The Maradol species of papaya comes to this country primarily from Mexico and Central America. Although Maradol is the name you'll find on the Mexican papayas from the West Coast, shoppers in East Coast markets are more likely to get these papayas from Belize with stickers that say Caribbean Sunrise or Caribbean Red, says Frans Boetes with Brooks Tropicals, a specialty produce supplier in Homestead, Fla., that owns papaya plantations in Belize. Maradols are often eaten raw with a squeeze of lime juice and a dusting of chili powder, but their mild flavor is also good in cooked dishes.

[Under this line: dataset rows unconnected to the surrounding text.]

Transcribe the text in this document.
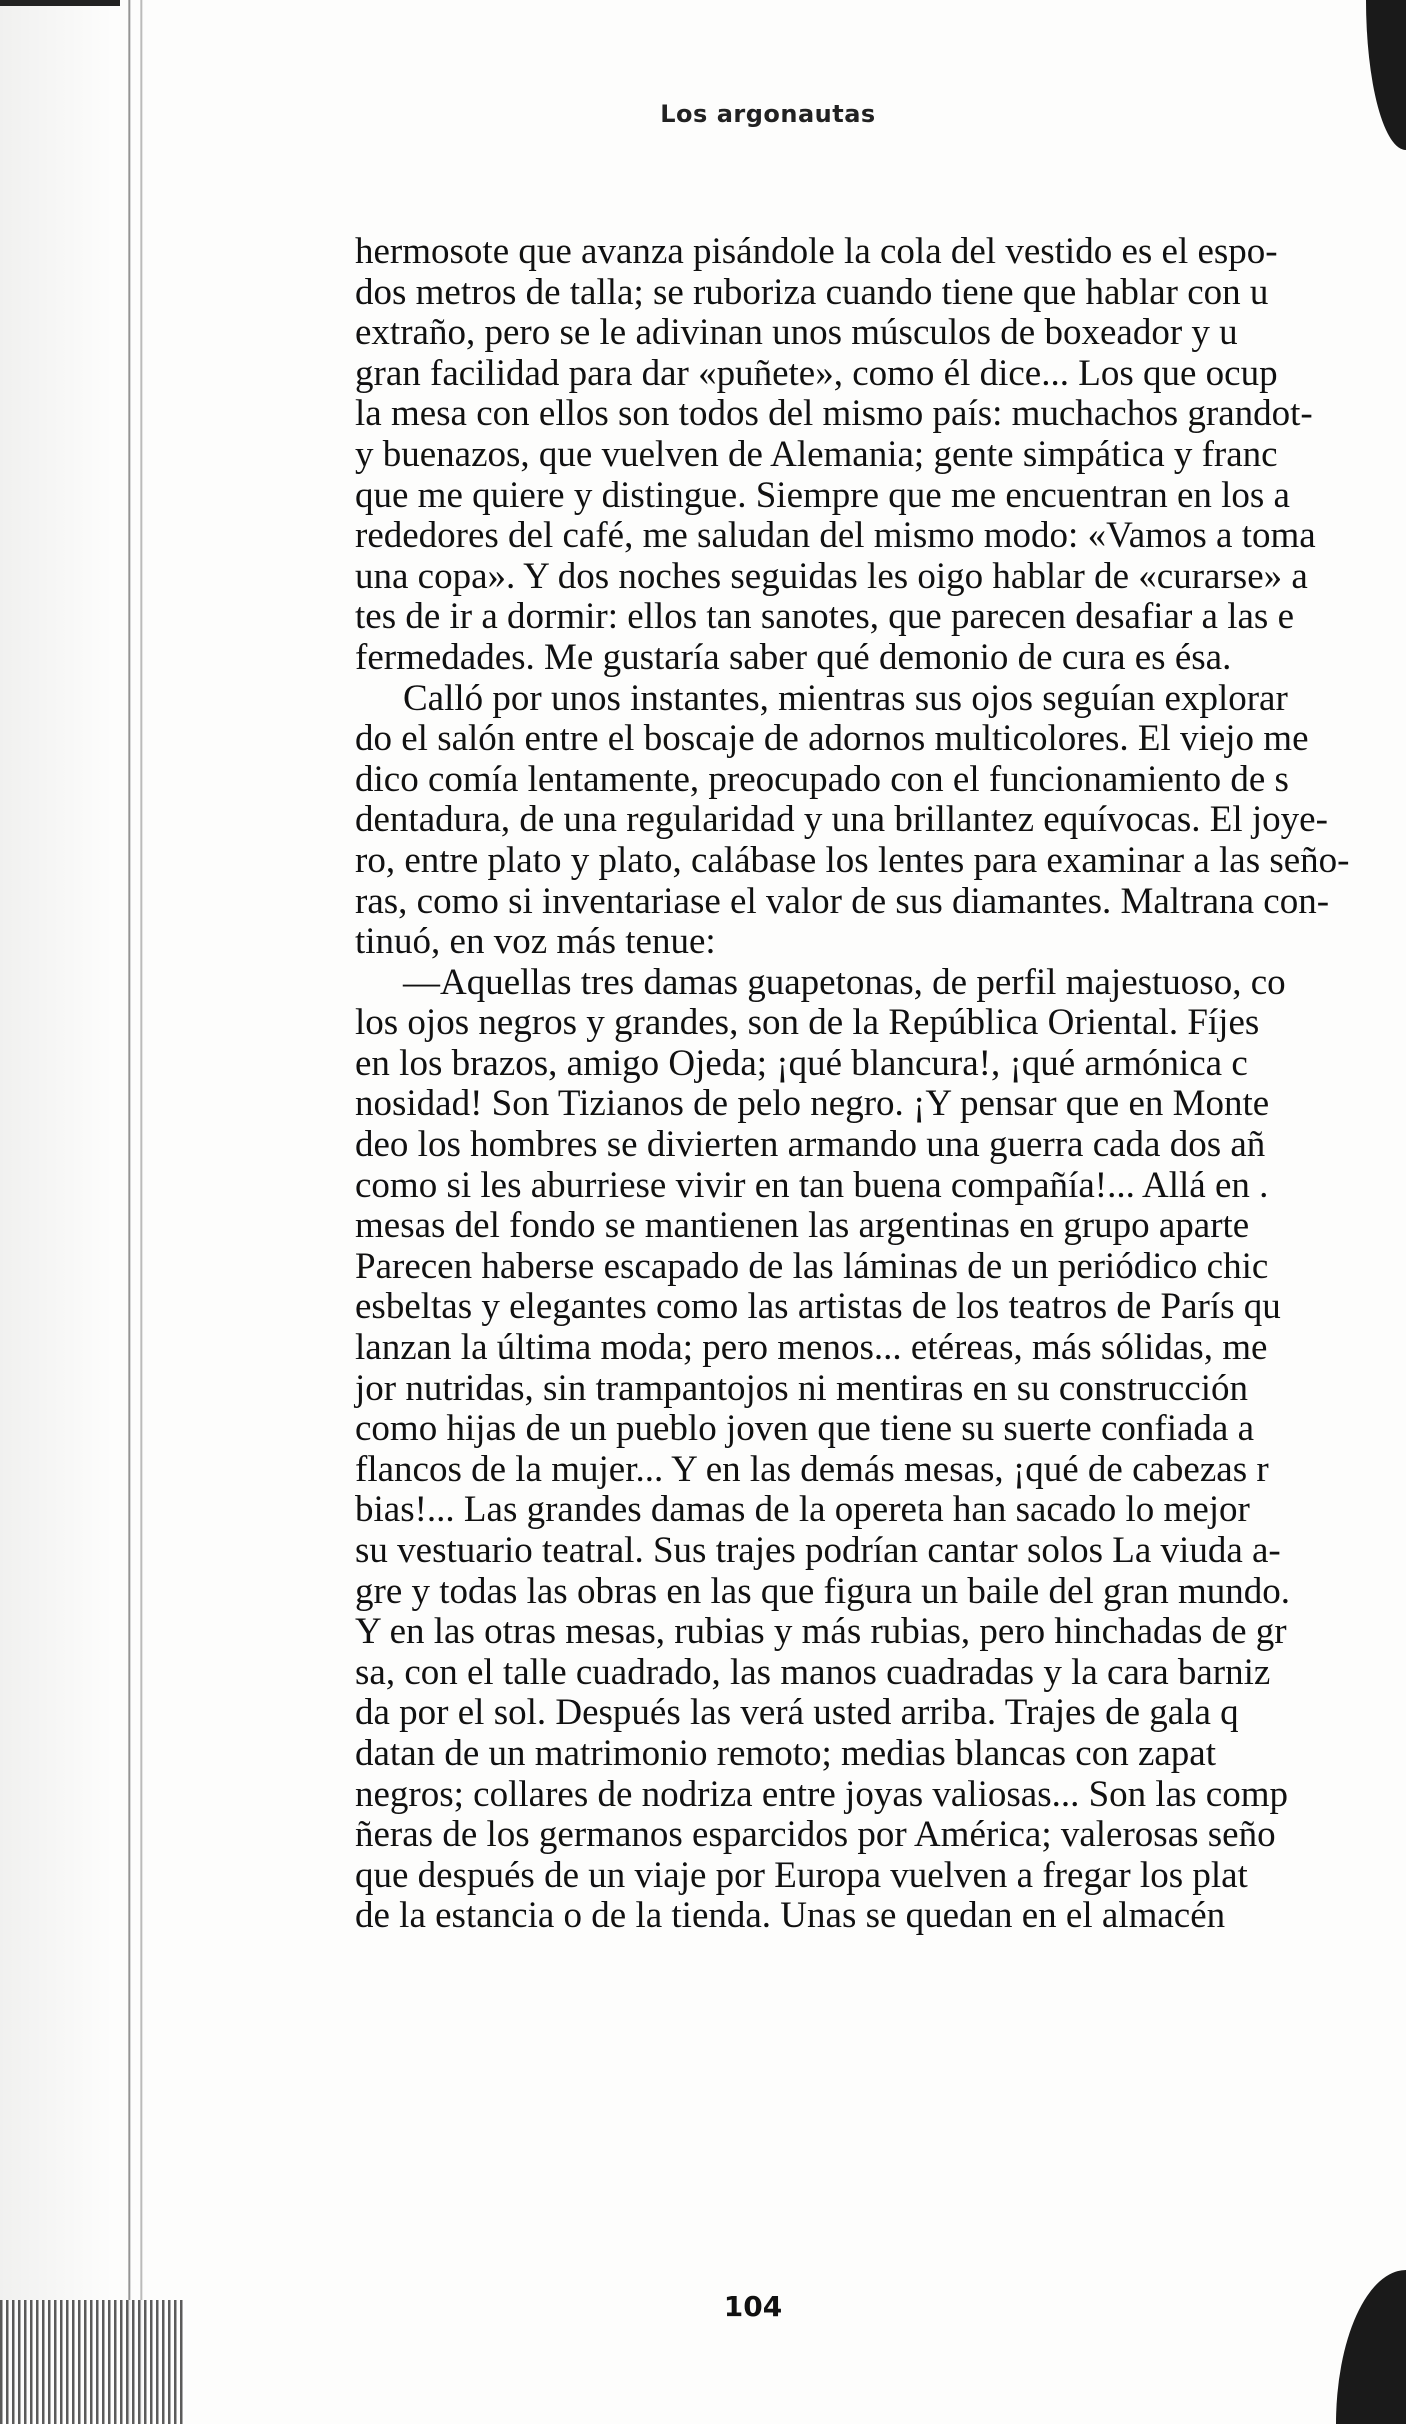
Los argonautas
hermosote que avanza pisándole la cola del vestido es el espo-
dos metros de talla; se ruboriza cuando tiene que hablar con u
extraño, pero se le adivinan unos músculos de boxeador y u
gran facilidad para dar «puñete», como él dice... Los que ocup
la mesa con ellos son todos del mismo país: muchachos grandot-
y buenazos, que vuelven de Alemania; gente simpática y franc
que me quiere y distingue. Siempre que me encuentran en los a
rededores del café, me saludan del mismo modo: «Vamos a toma
una copa». Y dos noches seguidas les oigo hablar de «curarse» a
tes de ir a dormir: ellos tan sanotes, que parecen desafiar a las e
fermedades. Me gustaría saber qué demonio de cura es ésa.
Calló por unos instantes, mientras sus ojos seguían explorar
do el salón entre el boscaje de adornos multicolores. El viejo me
dico comía lentamente, preocupado con el funcionamiento de s
dentadura, de una regularidad y una brillantez equívocas. El joye-
ro, entre plato y plato, calábase los lentes para examinar a las seño-
ras, como si inventariase el valor de sus diamantes. Maltrana con-
tinuó, en voz más tenue:
—Aquellas tres damas guapetonas, de perfil majestuoso, co
los ojos negros y grandes, son de la República Oriental. Fíjes
en los brazos, amigo Ojeda; ¡qué blancura!, ¡qué armónica c
nosidad! Son Tizianos de pelo negro. ¡Y pensar que en Monte
deo los hombres se divierten armando una guerra cada dos añ
como si les aburriese vivir en tan buena compañía!... Allá en .
mesas del fondo se mantienen las argentinas en grupo aparte
Parecen haberse escapado de las láminas de un periódico chic
esbeltas y elegantes como las artistas de los teatros de París qu
lanzan la última moda; pero menos... etéreas, más sólidas, me
jor nutridas, sin trampantojos ni mentiras en su construcción
como hijas de un pueblo joven que tiene su suerte confiada a
flancos de la mujer... Y en las demás mesas, ¡qué de cabezas r
bias!... Las grandes damas de la opereta han sacado lo mejor
su vestuario teatral. Sus trajes podrían cantar solos La viuda a-
gre y todas las obras en las que figura un baile del gran mundo.
Y en las otras mesas, rubias y más rubias, pero hinchadas de gr
sa, con el talle cuadrado, las manos cuadradas y la cara barniz
da por el sol. Después las verá usted arriba. Trajes de gala q
datan de un matrimonio remoto; medias blancas con zapat
negros; collares de nodriza entre joyas valiosas... Son las comp
ñeras de los germanos esparcidos por América; valerosas seño
que después de un viaje por Europa vuelven a fregar los plat
de la estancia o de la tienda. Unas se quedan en el almacén
104
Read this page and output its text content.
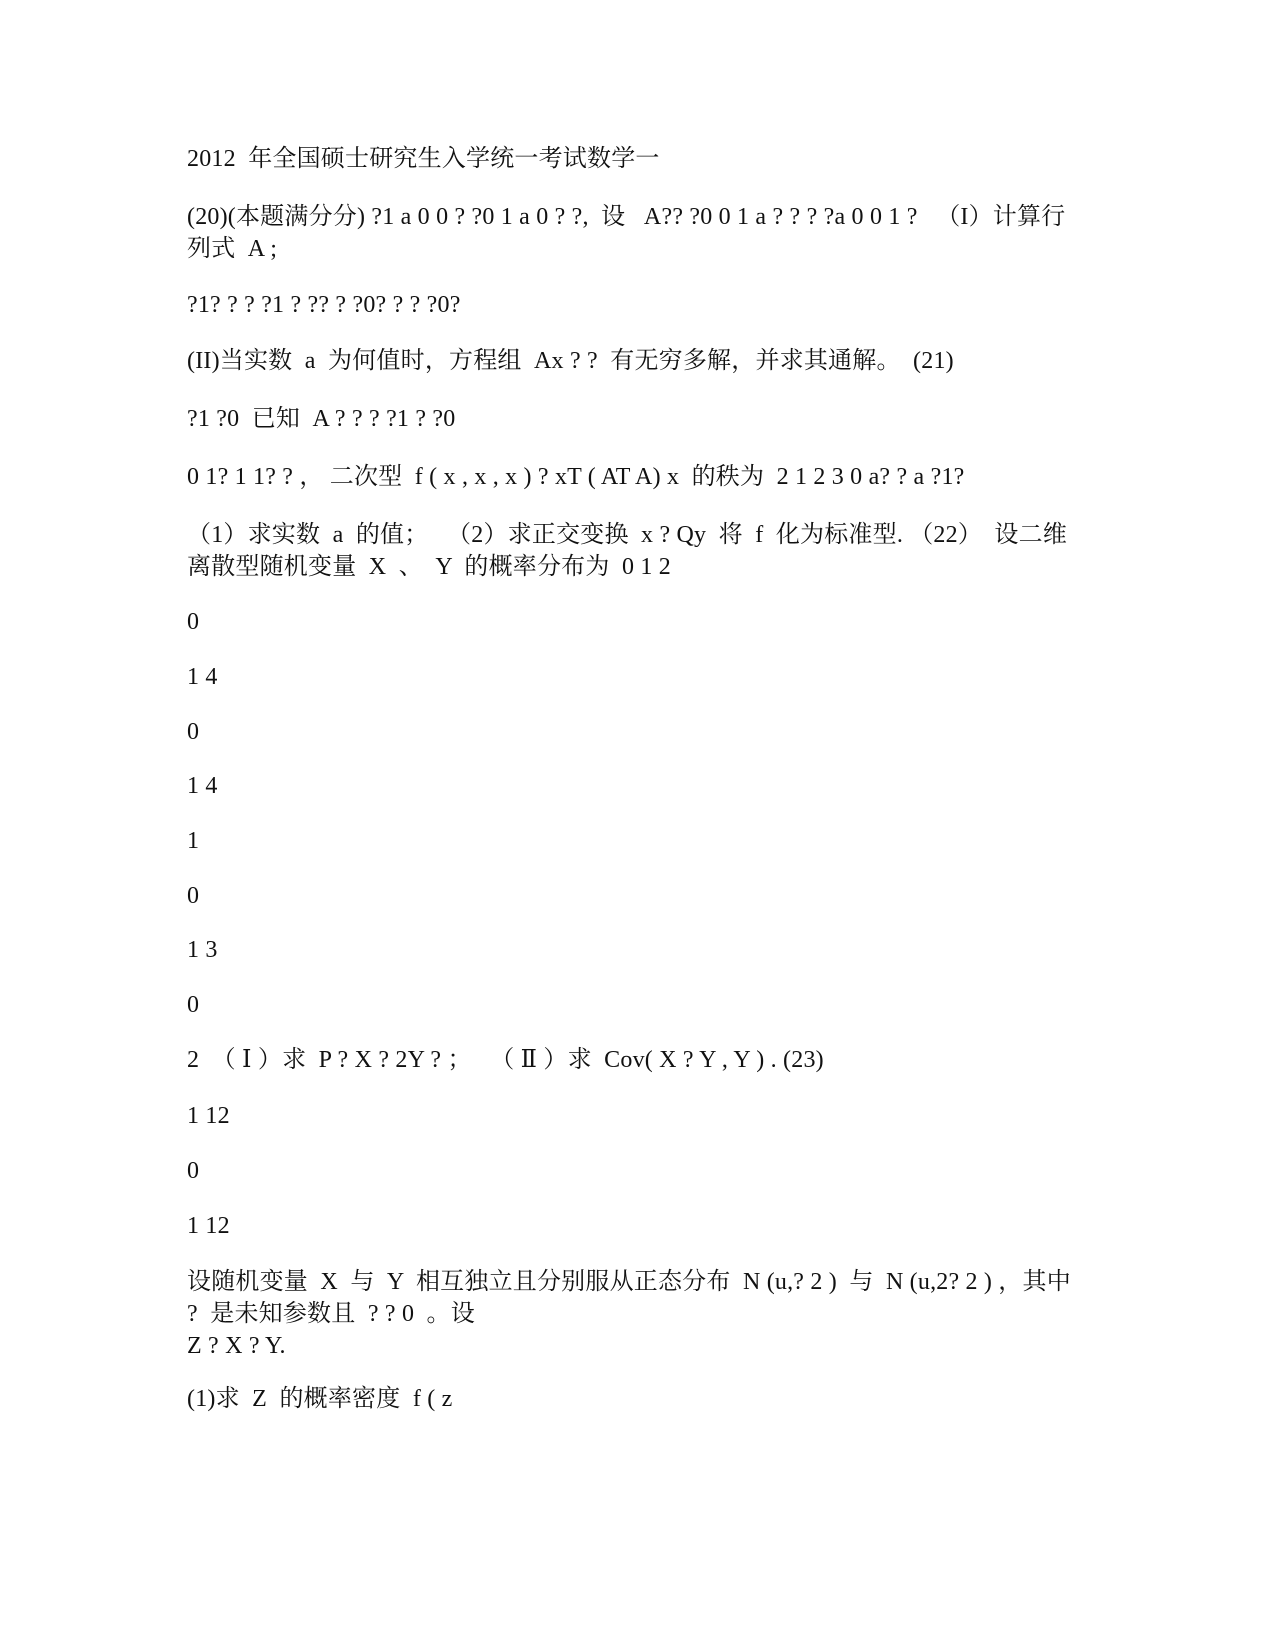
2012  年全国硕士研究生入学统一考试数学一
(20)(本题满分分) ?1 a 0 0 ? ?0 1 a 0 ? ?,  设   A?? ?0 0 1 a ? ? ? ?a 0 0 1 ?   （I）计算行列式  A ;
?1? ? ? ?1 ? ?? ? ?0? ? ? ?0?
(II)当实数  a  为何值时，方程组  Ax ? ?  有无穷多解，并求其通解。  (21)
?1 ?0  已知  A ? ? ? ?1 ? ?0
0 1? 1 1? ? ， 二次型  f ( x , x , x ) ? xT ( AT A) x  的秩为  2 1 2 3 0 a? ? a ?1?
（1）求实数  a  的值；   （2）求正交变换  x ? Qy  将  f  化为标准型. （22）  设二维离散型随机变量  X  、  Y  的概率分布为  0 1 2
0
1 4
0
1 4
1
0
1 3
0
2  （ Ⅰ ）求  P ? X ? 2Y ? ；   （ Ⅱ ）求  Cov( X ? Y , Y ) . (23)
1 12
0
1 12
设随机变量  X  与  Y  相互独立且分别服从正态分布  N (u,? 2 )  与  N (u,2? 2 ) ，其中  ?  是未知参数且  ? ? 0  。设
Z ? X ? Y.
(1)求  Z  的概率密度  f ( z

NUTRITIONAL INFORMATION: Papayas, whether they have yellow, pink or red flesh, are good sources of vitamins C and A. They're also high in potassium and calcium, a good source of fiber, and low in calories -- about 55 per cup.

HOW TO SELECT AND STORE: Look for yellowish-green skin that yields to gentle pressure when held. Avoid papayas with soft brown spots or mold. Fruit will ripen at room temperature and become fragrant. Eat soon after ripening. Avoid refrigeration; chilling will reduce its mild flavor. If you must refrigerate, do it only after the fruit has ripened fully. Serve within a day or two.

HOW TO PREPARE: Add chunks of the raw fruit to ice cream or yogurt smoothies. Cubes of papaya are a nice contrast in a fruit salad with pineapple, strawberries, orange and banana. Top with a little shaved coconut and a squirt of lime juice. Instead of melon, wrap slices of prosciutto around slices of papaya. Diced papaya and mango with red onion and chilis make a fiery sweet salsa that's good with grilled chicken or fish.

In cooked dishes, use papaya puree in a spicy barbecue sauce that's brushed on grilled chicken. Saute sliced papaya with shrimp, ginger, lime juice and cilantro. You can even make a tropical coffee cake baked with a topping of sweetened sour cream and sliced papaya. Serve warm.